More than two-thirds of departments (68%) maintained presential appointments, most of all selected follow-up and/or priority-first appointments. Telephone consultations could have been a form used to maintain assistance activity in most departments, a way not only to adhere to children’s and adolescent’s follow-up, but also to prevent SARS-CoV-2 spread [6, 11]. Regarding PPE use in appointments, the DGS states that nonsuspected patients should be observed with surgical masks and, if fluid contact is expected, gloves and a fluid-resistant apron [6]. Even though those interviewed reported high use of surgical masks (74%) or respirators (35%), the use of other PPE reported was not in line with these guidelines, with more than half using face shields or goggles.
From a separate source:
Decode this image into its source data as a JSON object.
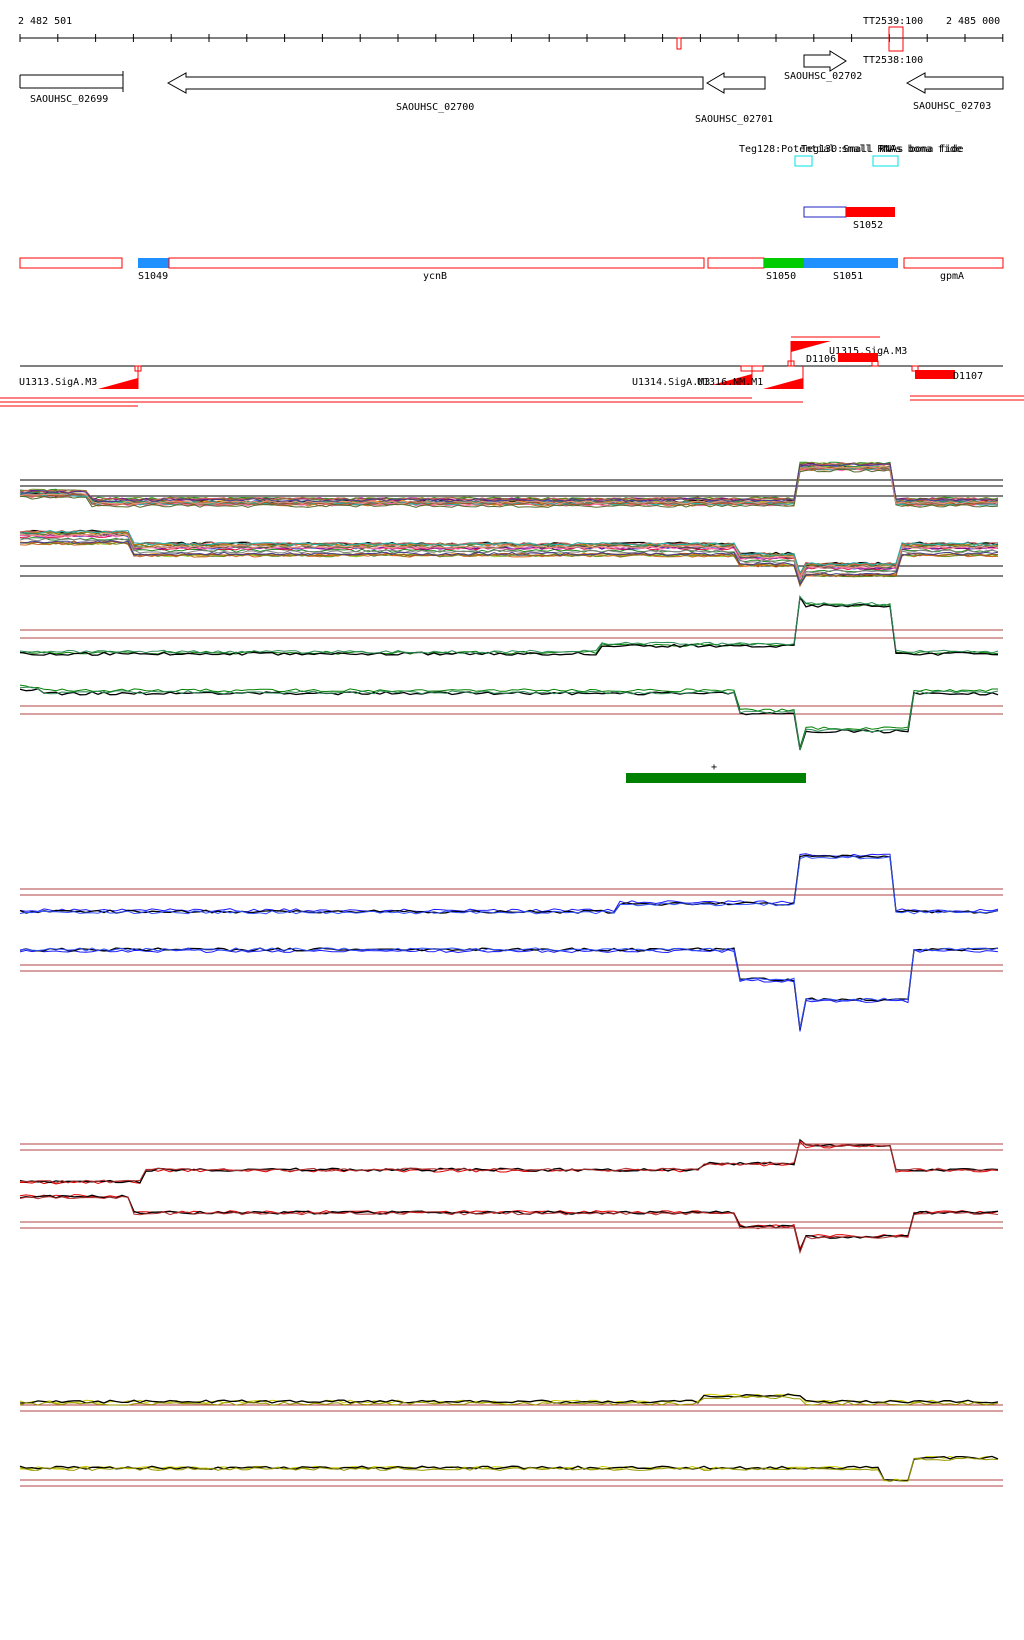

The main limitations of this study come from its being an online questionnaire. Besides the possible different ways of analyzing and interpreting the questions, we also had some questions that were left unanswered and did not permit further analysis of other topics. Our questions were mostly dichotomous and multiple-answer and, after analyzing data, some of them deserved a fuller answer.
National Health System Departments of Pediatrics faced the pandemic differently and measures taken in the EW were the most consistent. When setting COVID-19 and non-COVID-19 circuits in the EW, ideally these should be done using different areas to minimize contact between the suspected and nonsuspected cases. The lack of material and infrastructure to create adequate division is an obstacle, reflected in 26% of departments who changed the way of division during the 2 months of the study. It would be of value to create plans of action for future infectious diseases like COVID-19, where the need for space and HCW division should be included, showing what we are learning from this pandemic.
We advocate the conception of national Pediatric guidelines for the approach of suspected children with the reminder that new evidence is being released constantly and the update of guidelines should also be a priority. Regarding PPE, adequate use was reported in all settings and even with more components than those described as needed by national and international guidelines. Resources should be secured to protect HCW.
Acknowledgement
The authors thank all the departments who answered the questionnaire, allowing this work to be written.
Statement of Ethics
The authors declare that they complied with ethical principles according to the Declaration of Helsinki. Any opinions, findings, conclusions, or recommendations expressed in this article are those of the authors.
Author Contributions
B.S.V. did the bibliographical search, analysis of the results, and drafting of the article. M.L.C. carried out the statistical analysis of the data and drafting of the article. J.A. collaborated with the analysis and interpretation of the results and critical review of the content of the article. B.X. supervised all aspects of this work. All authors contributed to the study design and proofreading of the manuscript.